Vampire Academy is based off the first book in Richelle Mead’s Vampire Academy series, which follows Rose, a human-vampire dhampir, who is sworn to protect her Moroi (mortal vampire) best friend Lissa from all threats, including the Strigoi (immortal, evil vampires). Rose and Lissa have been on the run for two years before they are dragged back to the Vampire Academy (or St Vlad’s as it is really called), where all sorts of unusual and disturbing events begin to take place.
At first Vampire Academy the movie bares little resemblance to the book, which sucks you in (excuse the pun) from the first line. By contrast, the movie takes a while to warm up to – the beginning is stilted, and too much is explained without being shown. This is probably because the world of the film is so complex that if they didn’t exposition dump anyone who hadn’t read the books wouldn’t understand it, but makes the first 15-20 minutes of the film drag a bit.
However, once the movie really gets into the thick of things, Vampire Academy actually becomes quite a fun watch (especially if you’ve read the books and enjoy seeing characters brought to life on screen). The fight scenes are well choreographed, and exciting (if a little cheesy), and the atmosphere of tension might be a little lighter than in the novel, but it serves the running banter between characters in the movie well.
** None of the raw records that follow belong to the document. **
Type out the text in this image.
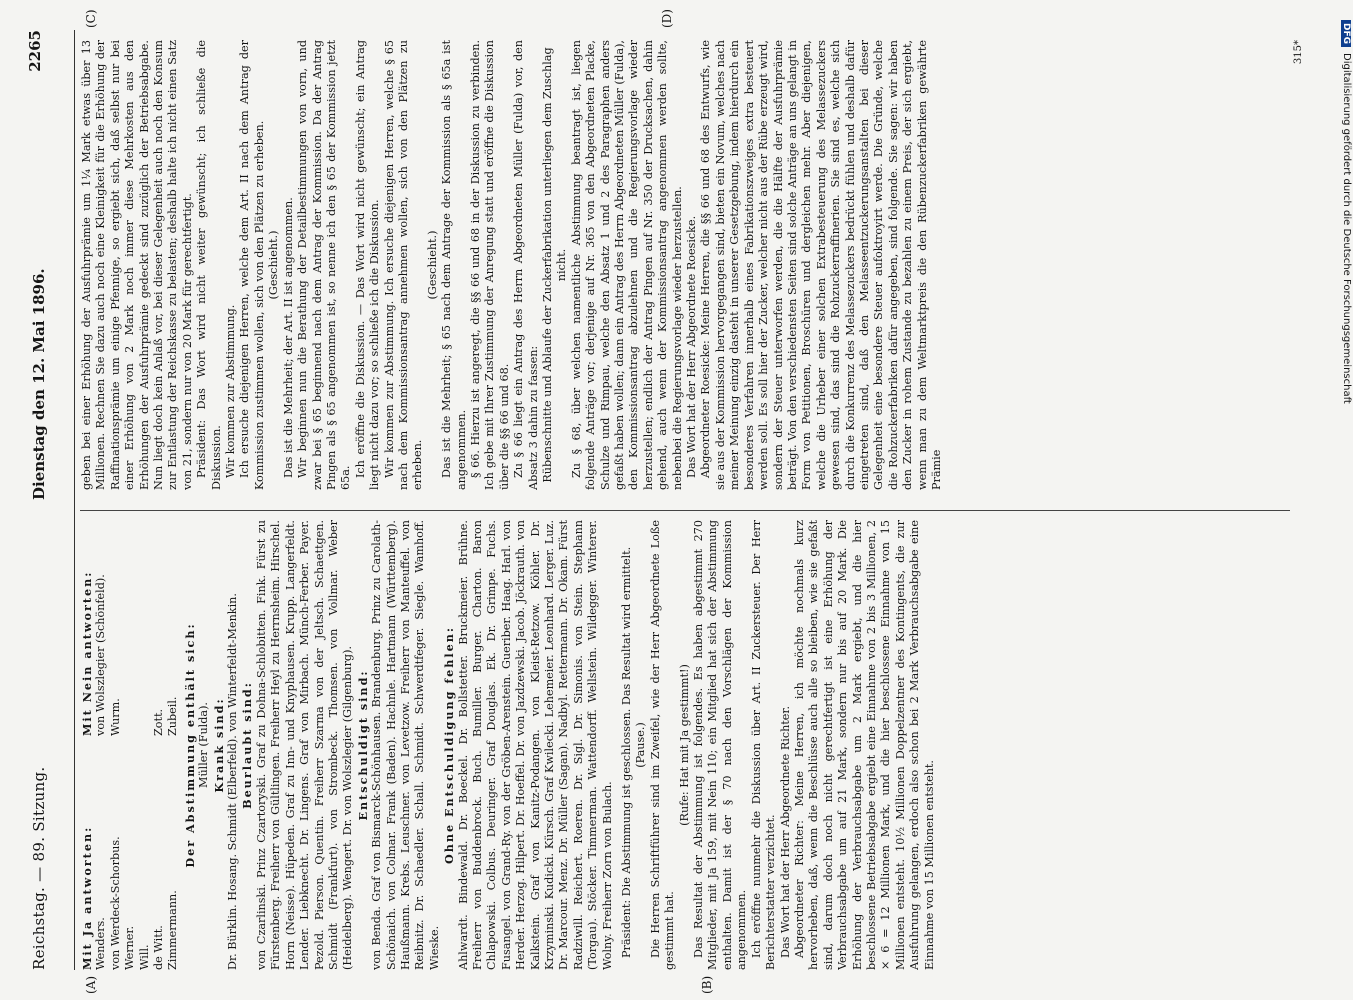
Reichstag. — 89. Sitzung.
Dienstag den 12. Mai 1896.
2265
(A)	(B)
(C)	(D)
Mit Ja antworten:
Mit Nein antworten:
Wenders.
von Wolszlegier (Schönfeld).
von Werdeck-Schorbus.
Wurm.
Werner. Will. de Witt.
Zott.
Zimmermann.
Zubeil. Der Abstimmung enthält sich: Müller (Fulda). Krank sind: Dr. Bürklin. Hosang. Schmidt (Elberfeld). von Winterfeldt-Menkin. Beurlaubt sind: von Czarlinski. Prinz Czartoryski. Graf zu Dohna-Schlobitten. Fink. Fürst zu Fürstenberg. Freiherr von Gültlingen. Freiherr Heyl zu Herrnsheim. Hirschel. Horn (Neisse). Hüpeden. Graf zu Inn- und Knyphausen. Krupp. Langerfeldt. Lender. Liebknecht. Dr. Lingens. Graf von Mirbach. Münch-Ferber. Payer. Pezold. Pierson. Quentin. Freiherr Szarma von der Jeltsch. Schaettgen. Schmidt (Frankfurt). von Strombeck. Thomsen. von Vollmar. Weber (Heidelberg). Wengert. Dr. von Wolszlegier (Gilgenburg). Entschuldigt sind: von Benda. Graf von Bismarck-Schönhausen. Brandenburg. Prinz zu Carolath-Schönaich. von Colmar. Frank (Baden). Hachnle. Hartmann (Württemberg). Haußmann. Krebs. Leuschner. von Levetzow. Freiherr von Manteuffel. von Reibnitz. Dr. Schaedler. Schall. Schmidt. Schwerdtfeger. Siegle. Wamhoff. Wieske.

Ohne Entschuldigung fehlen: Ahlwardt. Bindewald. Dr. Boeckel. Dr. Bollstetter. Bruckmeier. Brühne. Freiherr von Buddenbrock. Buch. Bumiller. Burger. Charton. Baron Chlapowski. Colbus. Deuringer. Graf Douglas. Ek. Dr. Grimpe. Fuchs. Fusangel. von Grand-Ry. von der Gröben-Arenstein. Gueriber. Haag. Harl. von Herder. Herzog. Hilpert. Dr. Hoeffel. Dr. von Jazdzewski. Jacob. Jöckrauth. von Kalkstein. Graf von Kanitz-Podangen. von Kleist-Retzow. Köhler. Dr. Krzyminski. Kudicki. Kürsch. Graf Kwilecki. Lehemeier. Leonhard. Lerger. Luz. Dr. Marcour. Menz. Dr. Müller (Sagan). Nadbyl. Rettermann. Dr. Okam. Fürst Radziwill. Reichert. Roeren. Dr. Sigl. Dr. Simonis. von Stein. Stephann (Torgau). Stöcker. Timmerman. Wattendorff. Wellstein. Wildegger. Winterer. Wolny. Freiherr Zorn von Bulach. Präsident: Die Abstimmung ist geschlossen. Das Resultat wird ermittelt. (Pause.) Die Herren Schriftführer sind im Zweifel, wie der Herr Abgeordnete Loße gestimmt hat.

(Rufe: Hat mit Ja gestimmt!) Das Resultat der Abstimmung ist folgendes. Es haben abgestimmt 270 Mitglieder, mit Ja 159, mit Nein 110; ein Mitglied hat sich der Abstimmung enthalten. Damit ist der § 70 nach den Vorschlägen der Kommission angenommen. Ich eröffne nunmehr die Diskussion über Art. II Zuckersteuer. Der Herr Berichterstatter verzichtet. Das Wort hat der Herr Abgeordnete Richter. Abgeordneter Richter: Meine Herren, ich möchte nochmals kurz hervorheben, daß, wenn die Beschlüsse auch alle so bleiben, wie sie gefaßt sind, darum doch noch nicht gerechtfertigt ist eine Erhöhung der Verbrauchsabgabe um auf 21 Mark, sondern nur bis auf 20 Mark. Die Erhöhung der Verbrauchsabgabe um 2 Mark ergiebt, und die hier beschlossene Betriebsabgabe ergiebt eine Einnahme von 2 bis 3 Millionen, 2 × 6 = 12 Millionen Mark, und die hier beschlossene Einnahme von 15 Millionen entsteht. 10½ Millionen Doppelzentner des Kontingents, die zur Ausfuhrung gelangen, erdoch also schon bei 2 Mark Verbrauchsabgabe eine Einnahme von 15 Millionen entsteht.

geben bei einer Erhöhung der Ausfuhrprämie um 1¼ Mark etwas über 13 Millionen. Rechnen Sie dazu auch noch eine Kleinigkeit für die Erhöhung der Raffinationsprämie um einige Pfennige, so ergiebt sich, daß selbst nur bei einer Erhöhung von 2 Mark noch immer diese Mehrkosten aus den Erhöhungen der Ausfuhrprämie gedeckt sind zuzüglich der Betriebsabgabe. Nun liegt doch kein Anlaß vor, bei dieser Gelegenheit auch noch den Konsum zur Entlastung der Reichskasse zu belasten; deshalb halte ich nicht einen Satz von 21, sondern nur von 20 Mark für gerechtfertigt. Präsident: Das Wort wird nicht weiter gewünscht; ich schließe die Diskussion. Wir kommen zur Abstimmung. Ich ersuche diejenigen Herren, welche dem Art. II nach dem Antrag der Kommission zustimmen wollen, sich von den Plätzen zu erheben. (Geschieht.) Das ist die Mehrheit; der Art. II ist angenommen. Wir beginnen nun die Berathung der Detailbestimmungen von vorn, und zwar bei § 65 beginnend nach dem Antrag der Kommission. Da der Antrag Pingen als § 65 angenommen ist, so nenne ich den § 65 der Kommission jetzt 65a. Ich eröffne die Diskussion. — Das Wort wird nicht gewünscht; ein Antrag liegt nicht dazu vor; so schließe ich die Diskussion. Wir kommen zur Abstimmung. Ich ersuche diejenigen Herren, welche § 65 nach dem Kommissionsantrag annehmen wollen, sich von den Plätzen zu erheben.

(Geschieht.) Das ist die Mehrheit; § 65 nach dem Antrage der Kommission als § 65a ist angenommen. § 66. Hierzu ist angeregt, die §§ 66 und 68 in der Diskussion zu verbinden. Ich gebe mit Ihrer Zustimmung der Anregung statt und eröffne die Diskussion über die §§ 66 und 68. Zu § 66 liegt ein Antrag des Herrn Abgeordneten Müller (Fulda) vor, den Absatz 3 dahin zu fassen: Rübenschnitte und Ablaufe der Zuckerfabrikation unterliegen dem Zuschlag nicht. Zu § 68, über welchen namentliche Abstimmung beantragt ist, liegen folgende Anträge vor; derjenige auf Nr. 365 von den Abgeordneten Placke, Schulze und Rimpau, welche den Absatz 1 und 2 des Paragraphen anders gefaßt haben wollen; dann ein Antrag des Herrn Abgeordneten Müller (Fulda), den Kommissionsantrag abzulehnen und die Regierungsvorlage wieder herzustellen; endlich der Antrag Pingen auf Nr. 350 der Drucksachen, dahin gehend, auch wenn der Kommissionsantrag angenommen werden sollte, nebenbei die Regierungsvorlage wieder herzustellen. Das Wort hat der Herr Abgeordnete Roesicke. Abgeordneter Roesicke: Meine Herren, die §§ 66 und 68 des Entwurfs, wie sie aus der Kommission hervorgegangen sind, bieten ein Novum, welches nach meiner Meinung einzig dasteht in unserer Gesetzgebung, indem hierdurch ein besonderes Verfahren innerhalb eines Fabrikationszweiges extra besteuert werden soll. Es soll hier der Zucker, welcher nicht aus der Rübe erzeugt wird, sondern der Steuer unterworfen werden, die die Hälfte der Ausfuhrprämie beträgt. Von den verschiedensten Seiten sind solche Anträge an uns gelangt in Form von Petitionen, Broschüren und dergleichen mehr. Aber diejenigen, welche die Urheber einer solchen Extrabesteuerung des Melassezuckers gewesen sind, das sind die Rohzuckerraffinerien. Sie sind es, welche sich durch die Konkurrenz des Melassezuckers bedrückt fühlen und deshalb dafür eingetreten sind, daß den Melasseentzuckerungsanstalten bei dieser Gelegenheit eine besondere Steuer aufoktroyirt werde. Die Gründe, welche die Rohzuckerfabriken dafür angegeben, sind folgende. Sie sagen: wir haben den Zucker in rohem Zustande zu bezahlen zu einem Preis, der sich ergiebt, wenn man zu dem Weltmarktpreis die den Rübenzuckerfabriken gewährte Prämie

315*
DFGDigitalisierung gefördert durch die Deutsche Forschungsgemeinschaft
Once the actors warm up, Zoey Deutch makes a great Rose – sassy, snarky, and confident. She plays the part well and really steals the show from the other actors.
Lissa and Rose’s friendship is strong throughout the film, and their individual romances are definitely secondary plotlines. However, if you are a fan of the books, chances are you are interested in how the Dimitri/Rose relationship is portrayed. Movie Dimitri is probably a little less crushable than book Dimitri, mostly because the age difference between Rose and him looks a wider than it is in the books, and it makes their romance more awkward than anything.
Regardless of the movie’s flaws, Vampire Academy is an entertaining watch, and fans of the books will probably enjoy seeing it. But the question remains: will Frost Bite (the series’ second book) be made into a movie too? The ending of the first film implies that there will, but given the amount of young adult book adaptions that haven’t made it to a second film, I wouldn’t go expecting one. Only time, and box office numbers will tell!
Vampire Academy, directed by Mark Waters, is in cinemas March 6th. M Violence & sexual references.